Icariside II promotes the osteogenic differentiation of canine bone marrow mesenchymal stem cells via the PI3K/AKT/mTOR/S6K1 signaling pathways

Am J Transl Res. 2017 May 15;9(5):2077-2087. eCollection 2017.

Abstract

The aim of the present study was to investigate the osteogenic effects of icariside II (ICSII) on canine bone marrow mesenchymal stem cells (BMSCs) and the pathways by which these effects were induced. BMSCs were cultured and expanded to the fourth passage. The proliferative effects of ICSII were assessed using the cell counting kit-8 (CCK-8) assay. The osteogenic response to ICSII in BMSCs in vitro was examined by alkaline phosphatase (ALP) activity assays and Alizarin red staining. Using Western blot assays and real-time PCR (RT-PCR), we examined the expression of osteogenetic proteins/genes.

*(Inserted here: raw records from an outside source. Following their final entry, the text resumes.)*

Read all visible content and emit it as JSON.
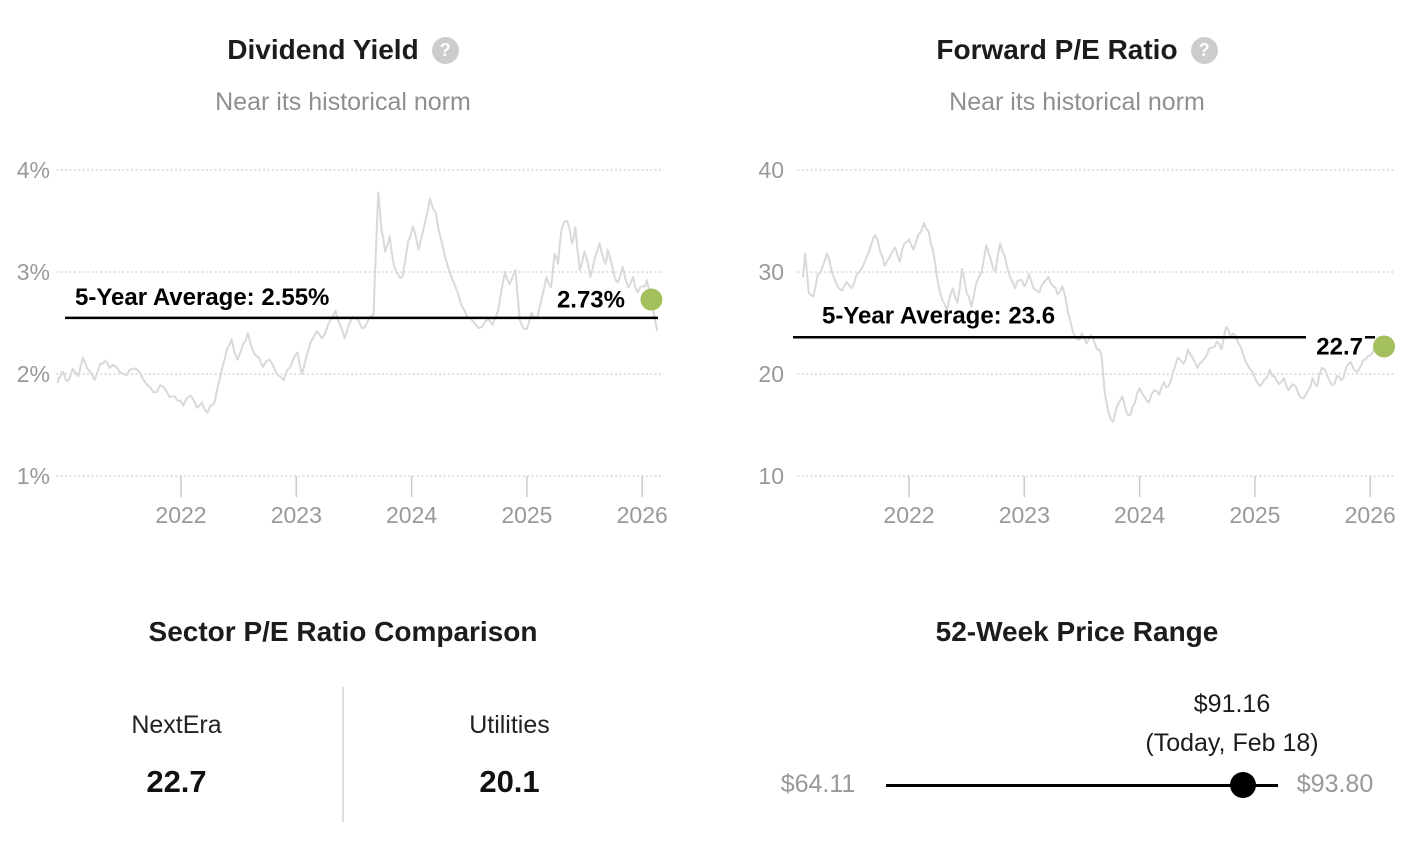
{
  "icons": {
    "help_glyph": "?"
  },
  "colors": {
    "accent_green": "#a4c05c",
    "series_line": "#d9d9d9",
    "gridline": "#d2d2d2",
    "axis_text": "#999999",
    "muted_text": "#8f8f8f",
    "dark_text": "#1c1c1c",
    "annotation": "#000000",
    "help_icon_bg": "#cccccc",
    "divider": "#dcdcdc"
  },
  "chart_data": [
    {
      "type": "line",
      "title": "Dividend Yield",
      "subtitle": "Near its historical norm",
      "y_tick_values": [
        1,
        2,
        3,
        4
      ],
      "y_tick_labels": [
        "1%",
        "2%",
        "3%",
        "4%"
      ],
      "x_tick_values": [
        2022,
        2023,
        2024,
        2025,
        2026
      ],
      "x_tick_labels": [
        "2022",
        "2023",
        "2024",
        "2025",
        "2026"
      ],
      "x_range": [
        2020.93,
        2026.13
      ],
      "ylim": [
        1,
        4
      ],
      "grid": "dotted-horizontal",
      "average": 2.55,
      "average_label": "5-Year Average: 2.55%",
      "current": {
        "x": 2026.08,
        "value": 2.73,
        "label": "2.73%"
      },
      "points": [
        [
          2020.93,
          1.91
        ],
        [
          2020.95,
          1.96
        ],
        [
          2020.98,
          2.02
        ],
        [
          2021.02,
          1.93
        ],
        [
          2021.06,
          2.05
        ],
        [
          2021.11,
          1.98
        ],
        [
          2021.15,
          2.16
        ],
        [
          2021.19,
          2.05
        ],
        [
          2021.25,
          1.94
        ],
        [
          2021.3,
          2.1
        ],
        [
          2021.34,
          2.13
        ],
        [
          2021.38,
          2.06
        ],
        [
          2021.44,
          2.07
        ],
        [
          2021.5,
          2.0
        ],
        [
          2021.53,
          1.99
        ],
        [
          2021.58,
          2.05
        ],
        [
          2021.62,
          2.04
        ],
        [
          2021.67,
          1.95
        ],
        [
          2021.71,
          1.89
        ],
        [
          2021.76,
          1.82
        ],
        [
          2021.82,
          1.89
        ],
        [
          2021.88,
          1.82
        ],
        [
          2021.92,
          1.78
        ],
        [
          2021.97,
          1.74
        ],
        [
          2022.02,
          1.69
        ],
        [
          2022.08,
          1.79
        ],
        [
          2022.14,
          1.67
        ],
        [
          2022.18,
          1.72
        ],
        [
          2022.23,
          1.62
        ],
        [
          2022.28,
          1.7
        ],
        [
          2022.31,
          1.83
        ],
        [
          2022.36,
          2.07
        ],
        [
          2022.4,
          2.25
        ],
        [
          2022.44,
          2.34
        ],
        [
          2022.49,
          2.14
        ],
        [
          2022.54,
          2.3
        ],
        [
          2022.58,
          2.4
        ],
        [
          2022.64,
          2.19
        ],
        [
          2022.71,
          2.07
        ],
        [
          2022.77,
          2.14
        ],
        [
          2022.83,
          2.0
        ],
        [
          2022.89,
          1.94
        ],
        [
          2022.95,
          2.07
        ],
        [
          2023.01,
          2.21
        ],
        [
          2023.05,
          2.0
        ],
        [
          2023.12,
          2.3
        ],
        [
          2023.18,
          2.42
        ],
        [
          2023.22,
          2.35
        ],
        [
          2023.28,
          2.5
        ],
        [
          2023.34,
          2.62
        ],
        [
          2023.38,
          2.48
        ],
        [
          2023.42,
          2.35
        ],
        [
          2023.47,
          2.52
        ],
        [
          2023.51,
          2.55
        ],
        [
          2023.57,
          2.45
        ],
        [
          2023.62,
          2.52
        ],
        [
          2023.67,
          2.58
        ],
        [
          2023.69,
          3.2
        ],
        [
          2023.71,
          3.78
        ],
        [
          2023.74,
          3.4
        ],
        [
          2023.77,
          3.2
        ],
        [
          2023.81,
          3.35
        ],
        [
          2023.85,
          3.05
        ],
        [
          2023.88,
          2.98
        ],
        [
          2023.92,
          2.95
        ],
        [
          2023.97,
          3.3
        ],
        [
          2024.01,
          3.45
        ],
        [
          2024.06,
          3.22
        ],
        [
          2024.12,
          3.5
        ],
        [
          2024.16,
          3.72
        ],
        [
          2024.21,
          3.58
        ],
        [
          2024.26,
          3.3
        ],
        [
          2024.33,
          3.0
        ],
        [
          2024.4,
          2.8
        ],
        [
          2024.46,
          2.62
        ],
        [
          2024.51,
          2.55
        ],
        [
          2024.58,
          2.45
        ],
        [
          2024.64,
          2.52
        ],
        [
          2024.7,
          2.48
        ],
        [
          2024.75,
          2.62
        ],
        [
          2024.81,
          3.0
        ],
        [
          2024.85,
          2.88
        ],
        [
          2024.9,
          3.02
        ],
        [
          2024.94,
          2.52
        ],
        [
          2025.0,
          2.44
        ],
        [
          2025.04,
          2.6
        ],
        [
          2025.09,
          2.55
        ],
        [
          2025.13,
          2.75
        ],
        [
          2025.17,
          2.95
        ],
        [
          2025.21,
          2.85
        ],
        [
          2025.24,
          3.18
        ],
        [
          2025.27,
          3.08
        ],
        [
          2025.3,
          3.42
        ],
        [
          2025.35,
          3.5
        ],
        [
          2025.39,
          3.28
        ],
        [
          2025.42,
          3.44
        ],
        [
          2025.46,
          3.02
        ],
        [
          2025.5,
          3.2
        ],
        [
          2025.55,
          2.95
        ],
        [
          2025.59,
          3.14
        ],
        [
          2025.63,
          3.28
        ],
        [
          2025.68,
          3.08
        ],
        [
          2025.7,
          3.22
        ],
        [
          2025.75,
          3.0
        ],
        [
          2025.79,
          2.9
        ],
        [
          2025.83,
          3.05
        ],
        [
          2025.88,
          2.85
        ],
        [
          2025.92,
          2.95
        ],
        [
          2025.96,
          2.8
        ],
        [
          2026.01,
          2.86
        ],
        [
          2026.04,
          2.92
        ],
        [
          2026.08,
          2.73
        ],
        [
          2026.13,
          2.42
        ]
      ]
    },
    {
      "type": "line",
      "title": "Forward P/E Ratio",
      "subtitle": "Near its historical norm",
      "y_tick_values": [
        10,
        20,
        30,
        40
      ],
      "y_tick_labels": [
        "10",
        "20",
        "30",
        "40"
      ],
      "x_tick_values": [
        2022,
        2023,
        2024,
        2025,
        2026
      ],
      "x_tick_labels": [
        "2022",
        "2023",
        "2024",
        "2025",
        "2026"
      ],
      "x_range": [
        2021.08,
        2026.12
      ],
      "ylim": [
        10,
        40
      ],
      "grid": "dotted-horizontal",
      "average": 23.6,
      "average_label": "5-Year Average: 23.6",
      "current": {
        "x": 2026.12,
        "value": 22.7,
        "label": "22.7"
      },
      "points": [
        [
          2021.08,
          29.5
        ],
        [
          2021.1,
          31.8
        ],
        [
          2021.13,
          28.0
        ],
        [
          2021.17,
          27.6
        ],
        [
          2021.21,
          29.8
        ],
        [
          2021.25,
          30.5
        ],
        [
          2021.29,
          31.8
        ],
        [
          2021.33,
          30.0
        ],
        [
          2021.38,
          28.6
        ],
        [
          2021.42,
          28.2
        ],
        [
          2021.46,
          29.0
        ],
        [
          2021.5,
          28.4
        ],
        [
          2021.54,
          29.6
        ],
        [
          2021.58,
          30.2
        ],
        [
          2021.63,
          31.4
        ],
        [
          2021.67,
          32.6
        ],
        [
          2021.71,
          33.6
        ],
        [
          2021.75,
          32.0
        ],
        [
          2021.79,
          30.6
        ],
        [
          2021.83,
          31.4
        ],
        [
          2021.88,
          32.4
        ],
        [
          2021.92,
          31.0
        ],
        [
          2021.96,
          32.8
        ],
        [
          2022.0,
          33.2
        ],
        [
          2022.04,
          32.2
        ],
        [
          2022.08,
          33.6
        ],
        [
          2022.13,
          34.8
        ],
        [
          2022.17,
          34.0
        ],
        [
          2022.21,
          32.0
        ],
        [
          2022.25,
          29.0
        ],
        [
          2022.29,
          27.2
        ],
        [
          2022.33,
          26.2
        ],
        [
          2022.38,
          28.4
        ],
        [
          2022.42,
          27.0
        ],
        [
          2022.46,
          30.3
        ],
        [
          2022.5,
          28.0
        ],
        [
          2022.54,
          26.6
        ],
        [
          2022.58,
          28.8
        ],
        [
          2022.63,
          30.0
        ],
        [
          2022.67,
          32.6
        ],
        [
          2022.71,
          31.2
        ],
        [
          2022.75,
          30.0
        ],
        [
          2022.79,
          32.8
        ],
        [
          2022.83,
          31.6
        ],
        [
          2022.88,
          29.4
        ],
        [
          2022.92,
          28.4
        ],
        [
          2022.96,
          29.2
        ],
        [
          2023.0,
          28.6
        ],
        [
          2023.04,
          29.8
        ],
        [
          2023.08,
          28.4
        ],
        [
          2023.13,
          28.0
        ],
        [
          2023.17,
          29.0
        ],
        [
          2023.21,
          29.5
        ],
        [
          2023.25,
          28.6
        ],
        [
          2023.29,
          27.8
        ],
        [
          2023.33,
          28.6
        ],
        [
          2023.38,
          26.0
        ],
        [
          2023.42,
          24.2
        ],
        [
          2023.46,
          23.4
        ],
        [
          2023.5,
          24.0
        ],
        [
          2023.54,
          23.0
        ],
        [
          2023.58,
          23.8
        ],
        [
          2023.63,
          22.4
        ],
        [
          2023.67,
          21.8
        ],
        [
          2023.7,
          18.0
        ],
        [
          2023.73,
          16.2
        ],
        [
          2023.77,
          15.3
        ],
        [
          2023.81,
          17.0
        ],
        [
          2023.85,
          17.8
        ],
        [
          2023.88,
          16.4
        ],
        [
          2023.92,
          16.0
        ],
        [
          2023.96,
          17.2
        ],
        [
          2024.0,
          18.6
        ],
        [
          2024.04,
          17.8
        ],
        [
          2024.08,
          17.2
        ],
        [
          2024.13,
          18.4
        ],
        [
          2024.17,
          18.0
        ],
        [
          2024.21,
          19.2
        ],
        [
          2024.25,
          18.8
        ],
        [
          2024.29,
          20.2
        ],
        [
          2024.33,
          21.6
        ],
        [
          2024.38,
          21.0
        ],
        [
          2024.42,
          22.4
        ],
        [
          2024.46,
          21.6
        ],
        [
          2024.5,
          20.6
        ],
        [
          2024.54,
          21.2
        ],
        [
          2024.58,
          21.8
        ],
        [
          2024.63,
          22.6
        ],
        [
          2024.67,
          23.2
        ],
        [
          2024.71,
          22.4
        ],
        [
          2024.75,
          24.6
        ],
        [
          2024.79,
          23.6
        ],
        [
          2024.83,
          23.8
        ],
        [
          2024.88,
          22.6
        ],
        [
          2024.92,
          21.2
        ],
        [
          2024.96,
          20.4
        ],
        [
          2025.0,
          19.6
        ],
        [
          2025.04,
          18.8
        ],
        [
          2025.08,
          19.4
        ],
        [
          2025.13,
          20.4
        ],
        [
          2025.17,
          19.8
        ],
        [
          2025.21,
          19.0
        ],
        [
          2025.25,
          19.6
        ],
        [
          2025.29,
          18.4
        ],
        [
          2025.33,
          19.0
        ],
        [
          2025.38,
          18.0
        ],
        [
          2025.42,
          17.6
        ],
        [
          2025.46,
          18.4
        ],
        [
          2025.5,
          19.6
        ],
        [
          2025.54,
          18.8
        ],
        [
          2025.58,
          20.6
        ],
        [
          2025.63,
          19.8
        ],
        [
          2025.67,
          18.9
        ],
        [
          2025.71,
          19.8
        ],
        [
          2025.75,
          19.4
        ],
        [
          2025.79,
          20.6
        ],
        [
          2025.83,
          21.2
        ],
        [
          2025.88,
          20.2
        ],
        [
          2025.92,
          20.8
        ],
        [
          2025.96,
          21.4
        ],
        [
          2026.0,
          21.8
        ],
        [
          2026.04,
          22.6
        ],
        [
          2026.08,
          23.6
        ],
        [
          2026.12,
          22.7
        ]
      ]
    },
    {
      "type": "table",
      "title": "Sector P/E Ratio Comparison",
      "categories": [
        "NextEra",
        "Utilities"
      ],
      "values": [
        22.7,
        20.1
      ]
    },
    {
      "type": "range",
      "title": "52-Week Price Range",
      "min": 64.11,
      "max": 93.8,
      "current": 91.16,
      "min_label": "$64.11",
      "max_label": "$93.80",
      "current_label": "$91.16",
      "current_sublabel": "(Today, Feb 18)"
    }
  ]
}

We also evaluated changes in Akt and S6K1 phosphorylation levels, along with changes in the expression of osteogenesis proteins/genes after pretreatment with wortmannin (an inhibitor of phosphatidylinositol 3-kinase; PI3K) or rapamycin [a specific inhibitor of mammalian target of rapamycin (mTOR)] in the presence or absence of ICSII. Our results show that ICSII promotes the proliferation of BMSCs, while inhibiting ALP activity. We also found that calcium nodules form after BMSCs are treated with ICSII and osteogenetic medium for 21 days. ICSII significantly increased the expression of osteogenesis proteins/genes and elevated the phosphorylation levels of Akt and S6K1. Treatment with wortmannin or rapamycin attenuated the expression of p-Akt, p-S6K1, and osteogenesis proteins/genes. These results suggest that ICSII promotes the osteogenic differentiation of canine BMSCs via the PI3K/AKT/mTOR/S6K1 signaling pathways.

Keywords: AKT; BMSCs; ICSII; PI3K; S6K1; mTOR.